Federal Reserve Chair Jerome Powell has done everything to demonstrate his desire for higher inflation short of dressing up as a dove and cooing in front of Fed headquarters. In August he unveiled a policy that not just tolerates but seeks periods of inflation above the Fed’s 2% target. “The labor market is recovering, but it’s a long way—a long way—from maximum employment,” Powell said at a Federal Open Market Committee press conference in September. Asked whether the Fed wants to get unemployment back down to 3.5% or below—a degree of labor market tightness that previous Fed chairs feared would set off spiraling inflation—he said, “Yes, absolutely.”

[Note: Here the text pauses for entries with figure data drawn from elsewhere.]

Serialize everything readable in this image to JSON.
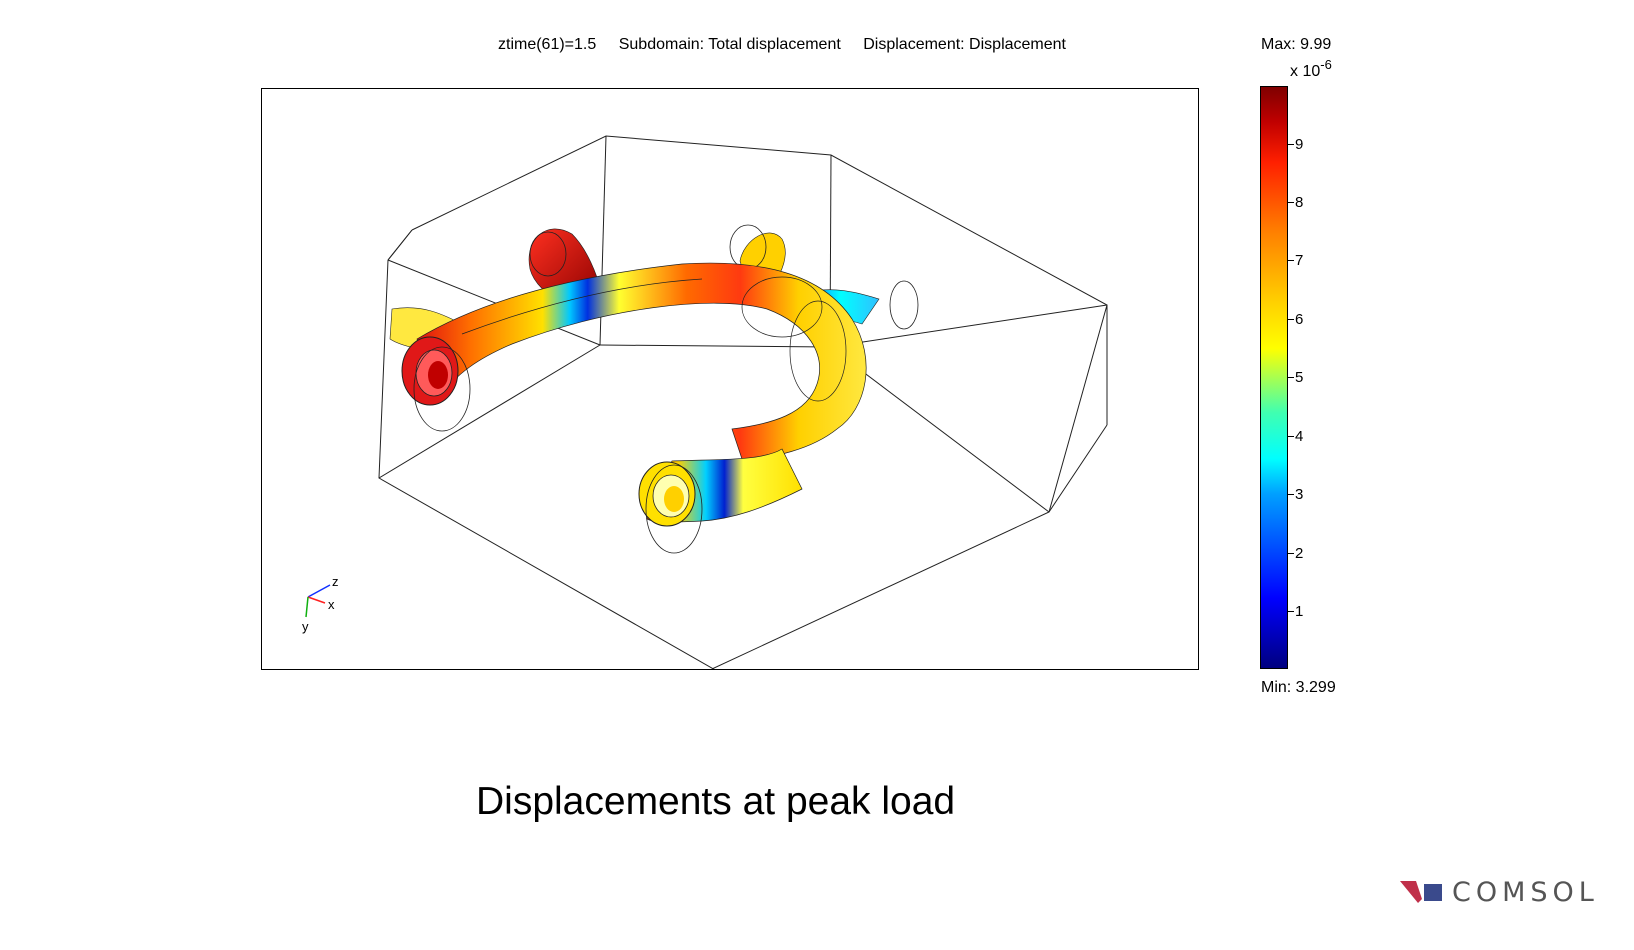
{
  "header": {
    "time": "ztime(61)=1.5",
    "subdomain": "Subdomain: Total displacement",
    "displacement": "Displacement: Displacement"
  },
  "colorbar": {
    "max_label": "Max: 9.99",
    "scale_prefix": "x 10",
    "scale_exponent": "-6",
    "min_label": "Min: 3.299",
    "ticks": [
      "9",
      "8",
      "7",
      "6",
      "5",
      "4",
      "3",
      "2",
      "1"
    ],
    "colormap": "jet"
  },
  "axes": {
    "x": "x",
    "y": "y",
    "z": "z"
  },
  "caption": "Displacements at peak load",
  "logo": {
    "text": "COMSOL",
    "colors": [
      "#c0304a",
      "#3a4a8c"
    ]
  }
}
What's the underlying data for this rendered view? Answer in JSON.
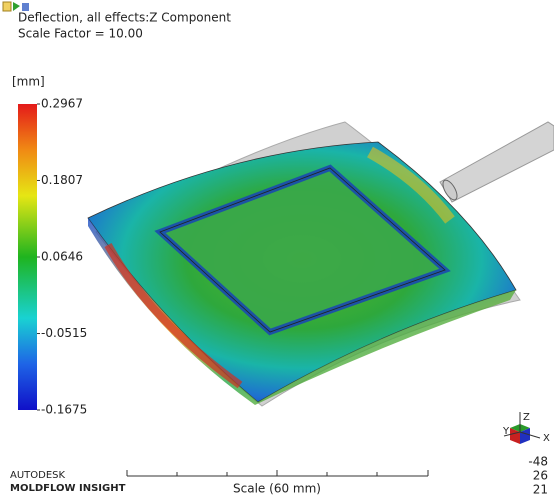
{
  "header": {
    "title": "Deflection, all effects:Z Component",
    "subtitle": "Scale Factor = 10.00"
  },
  "legend": {
    "unit": "[mm]",
    "ticks": [
      0.2967,
      0.1807,
      0.0646,
      -0.0515,
      -0.1675
    ]
  },
  "footer": {
    "brand": "AUTODESK",
    "product": "MOLDFLOW INSIGHT",
    "scale": "Scale (60 mm)"
  },
  "triad": {
    "axes": [
      "Z",
      "Y",
      "X"
    ],
    "angles": [
      -48,
      26,
      21
    ]
  }
}
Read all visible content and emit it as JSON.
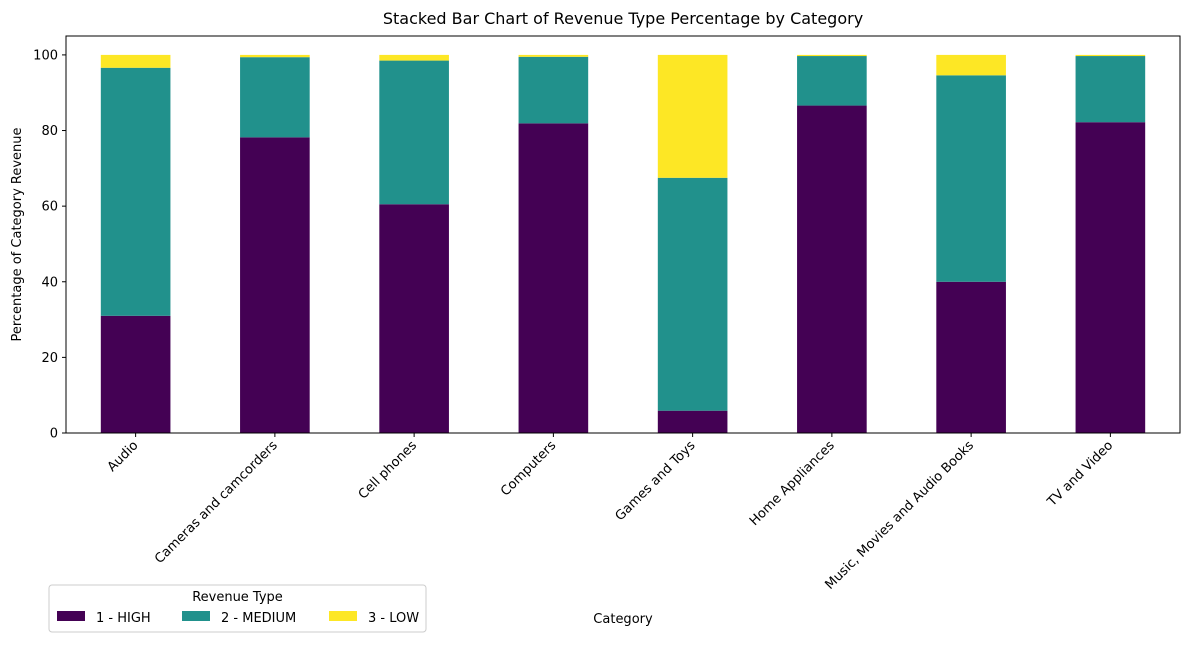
{
  "chart_data": {
    "type": "bar",
    "stacked": true,
    "title": "Stacked Bar Chart of Revenue Type Percentage by Category",
    "xlabel": "Category",
    "ylabel": "Percentage of Category Revenue",
    "ylim": [
      0,
      105
    ],
    "yticks": [
      0,
      20,
      40,
      60,
      80,
      100
    ],
    "grid": false,
    "legend": {
      "title": "Revenue Type",
      "placement": "bottom-left",
      "columns": 3
    },
    "categories": [
      "Audio",
      "Cameras and camcorders",
      "Cell phones",
      "Computers",
      "Games and Toys",
      "Home Appliances",
      "Music, Movies and Audio Books",
      "TV and Video"
    ],
    "series": [
      {
        "name": "1 - HIGH",
        "color": "#440154",
        "values": [
          31.0,
          78.2,
          60.5,
          81.9,
          5.9,
          86.6,
          40.0,
          82.2
        ]
      },
      {
        "name": "2 - MEDIUM",
        "color": "#21918c",
        "values": [
          65.6,
          21.2,
          38.0,
          17.6,
          61.6,
          13.1,
          54.6,
          17.5
        ]
      },
      {
        "name": "3 - LOW",
        "color": "#fde725",
        "values": [
          3.4,
          0.6,
          1.5,
          0.5,
          32.5,
          0.3,
          5.4,
          0.3
        ]
      }
    ]
  }
}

Powell’s pro-inflation message isn’t having the intended effect, though. The Fed’s low rates have pumped up the stock market. But if the financial markets were taking him at his word, long-term interest rates would be leaping to compensate investors for higher inflation’s impact on the purchasing power of their bonds’ coupon payments. Not yet: The yield on the 30-year Treasury bond is still just 1.6%, up from 1.4% the day before Powell’s Aug. 27 speech at this year’s virtual version of the annual central banking conference held in Jackson Hole, Wyo. A yield that low implies that either investors don’t think Powell can achieve 2% inflation, or they’re resigned to 30 years of negative inflation-adjusted returns. Either possibility is depressing.